What are the dangers and side effects of insulin?

The most common and disabling side effect of insulin is I’hypoglycemiawhich occurs for example when the doses of insulin injected are too high or are not adapted to the patient’s glycaemia, or even theafter skipping a meal (example: fasting). This potentially serious event may result in discomfort, a loss of consciousnessa coma or even death. Also, in the event of poor adjustment of doses during glucose intake or poorly controlled diabetes, it is possible, conversely, that a hyperglycemia Declares itself. In the most severe cases of hyperglycemia, diabetic ketoacidosis (presence of ketone bodies in the blood or urine) can occur and sometimes even be fatal. This is why it is very important to master your treatment and your illness well, which implies a therapeutic education, regular follow-up and increased monitoring blood glucose throughout treatment.

Occasional variations in sugar (glucose) intake absolutely require an adjustment.

Also, a stable and balanced diet as well as lifestyle measures are essential in order to stabilize your blood sugar on a daily basis. Of the occasional variations in sugar (glucose) intake absolutely require an adjustment insulin doses accordingly to avoid hyperglycaemia.

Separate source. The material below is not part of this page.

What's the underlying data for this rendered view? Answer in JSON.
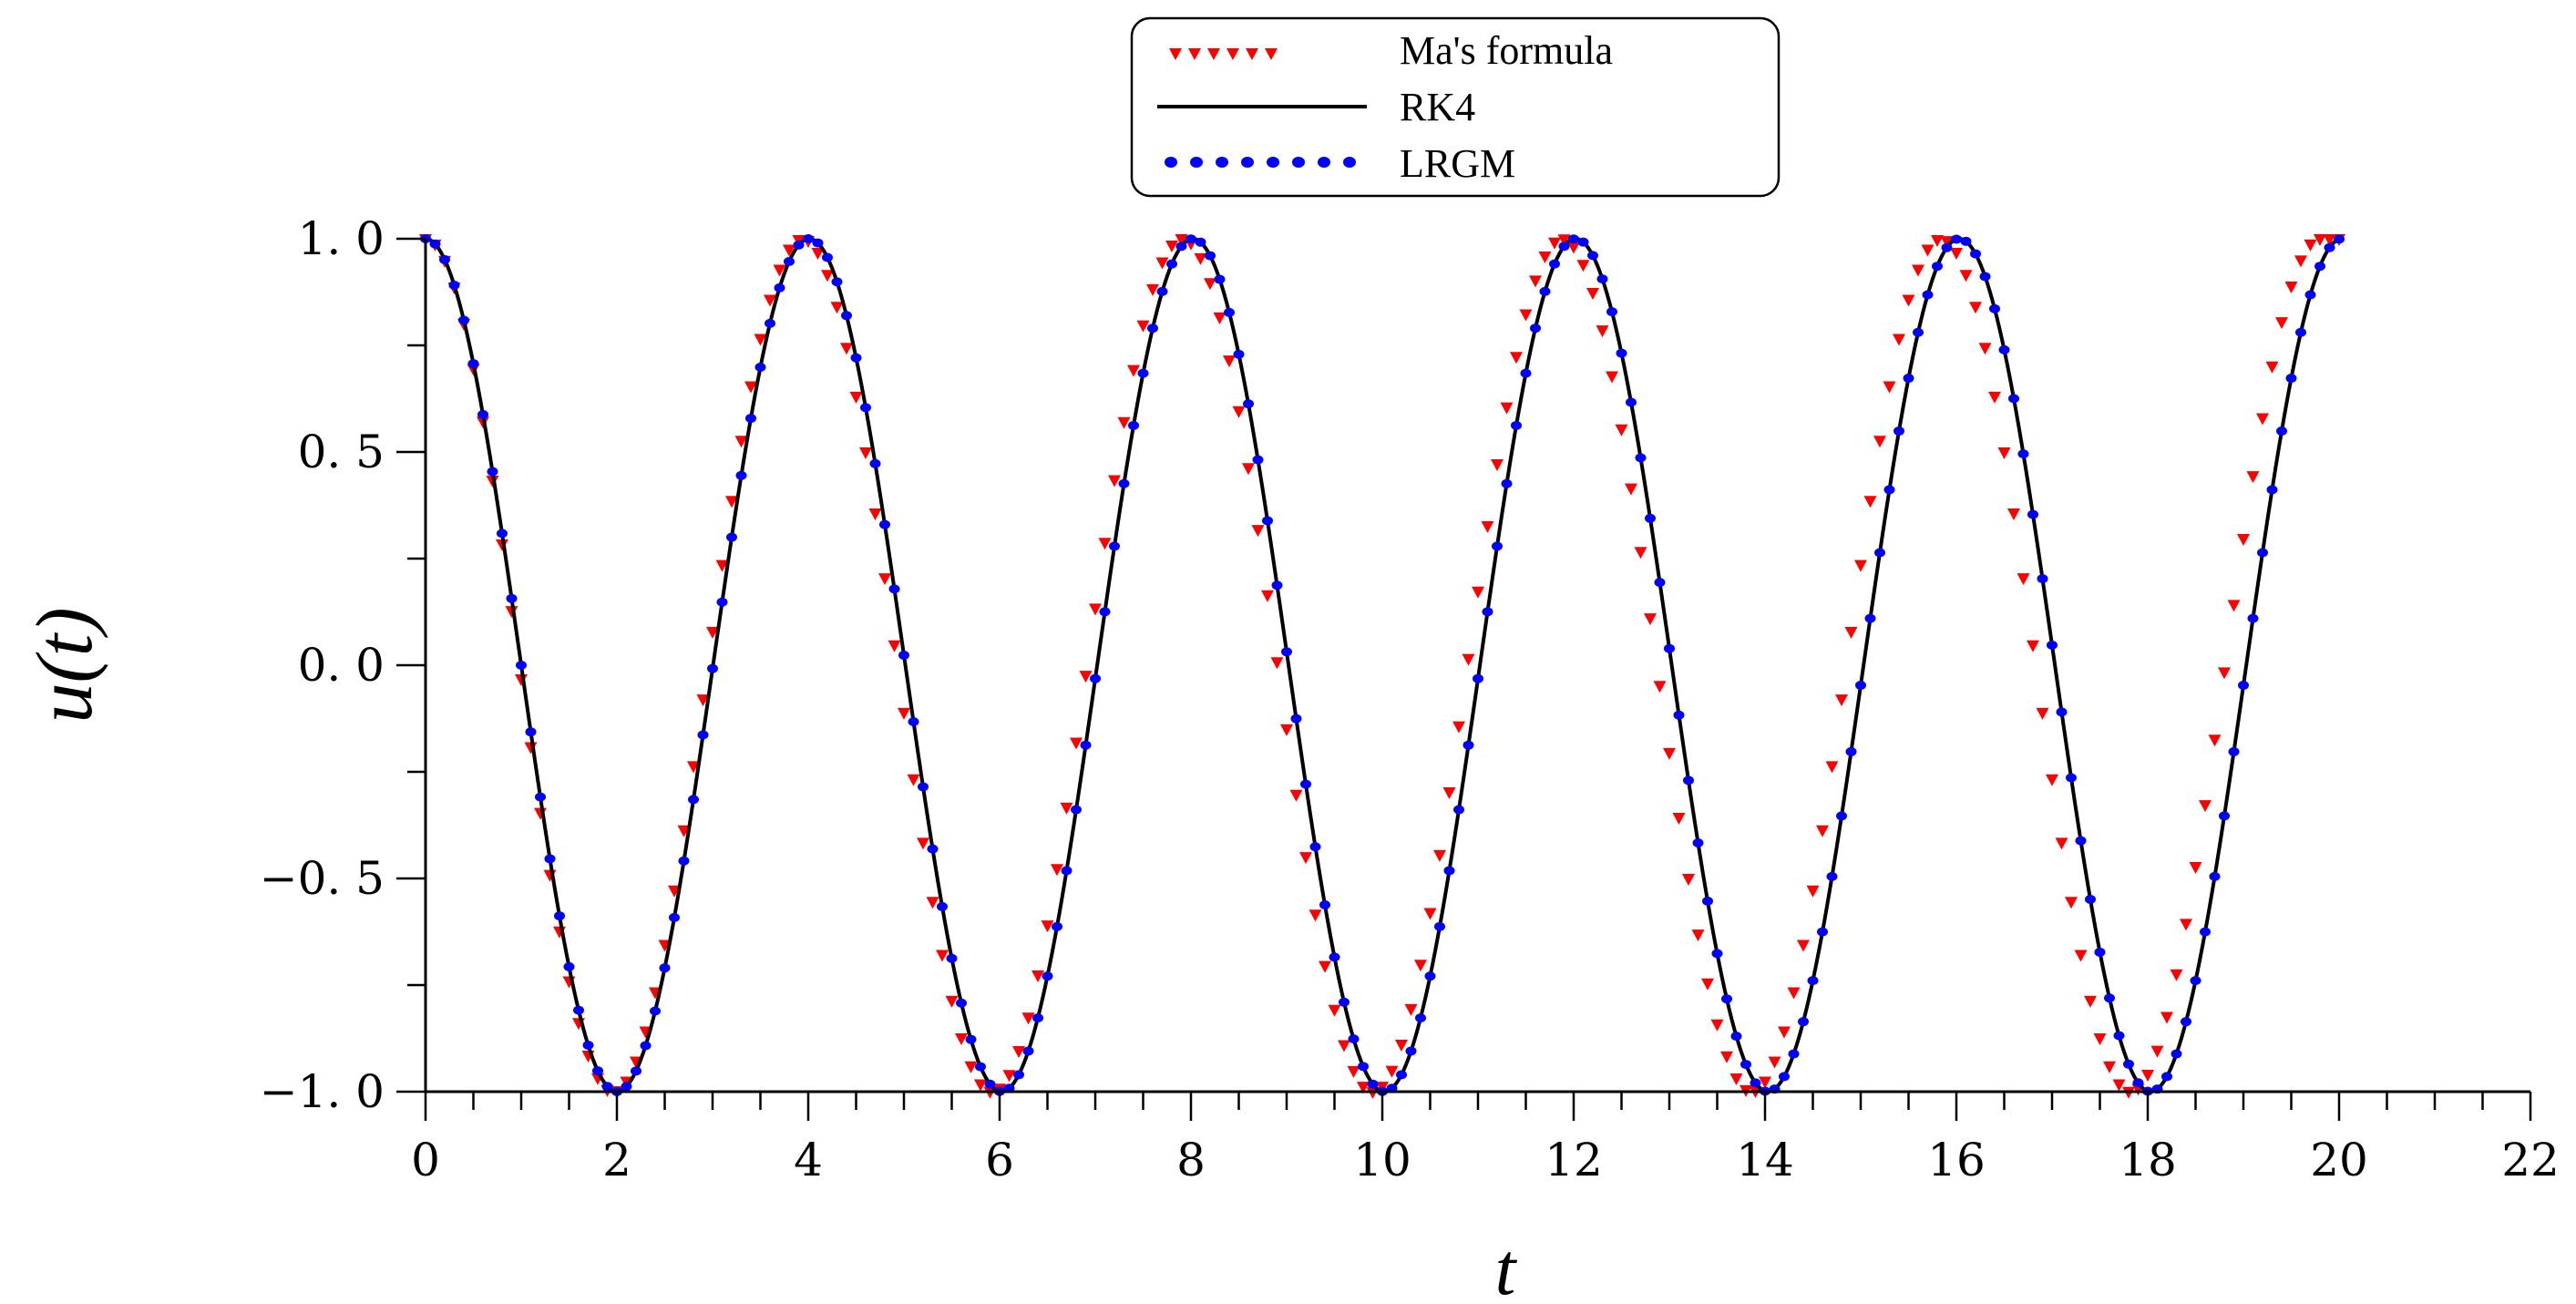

It is also necessary to know how to recognize the signs of hyper or hypoglycaemia in order to react as quickly as possible. Driving a car or machinery can be dangerous if hypoglycaemia occurs. It is not recommended to change the brand or type of insulin during treatment; if this must take place, a transitional phase with an adjustment of the doses is often necessary, in support with the doctor. The doses of insulin to be injected may vary over time, in the event, for example, of changes in lifestyle, in diet, in the event of practicing or stopping a sport, during the occurrence of another illness or in the event of taking other medications. Some medications can raise or lower blood sugar or insulin requirements, while others may mask the symptoms of hypoglycaemia. Other side effects of insulin are local allergies and cutaneous lipodystrophy or amyloidosis at injection sites. To avoid these adverse cutaneous effects, it is strongly recommended to alternate the injection sites and to master the injection techniques relating to the insulin used. Finally, in very rare cases, a generalized allergy can occur after insulin injections.

What are the contraindications of insulin?

There are few contraindications to insulin, except in cases allergy to any of the components of the medicine or hypoglycemia. However, insulin should not be injected intravenously due to the risk of hypoglycaemia it may cause, nor is it recommended to be administered into a muscle due to variable absorption and random. Do not inject insulin outside of what is recommended by the doctor (concerning the type of insulin, the frequency and the doses to be administered). Also, insulin should not be used. outside the manufacturer’s recommendations (methods of injection, storage and handling of the drug).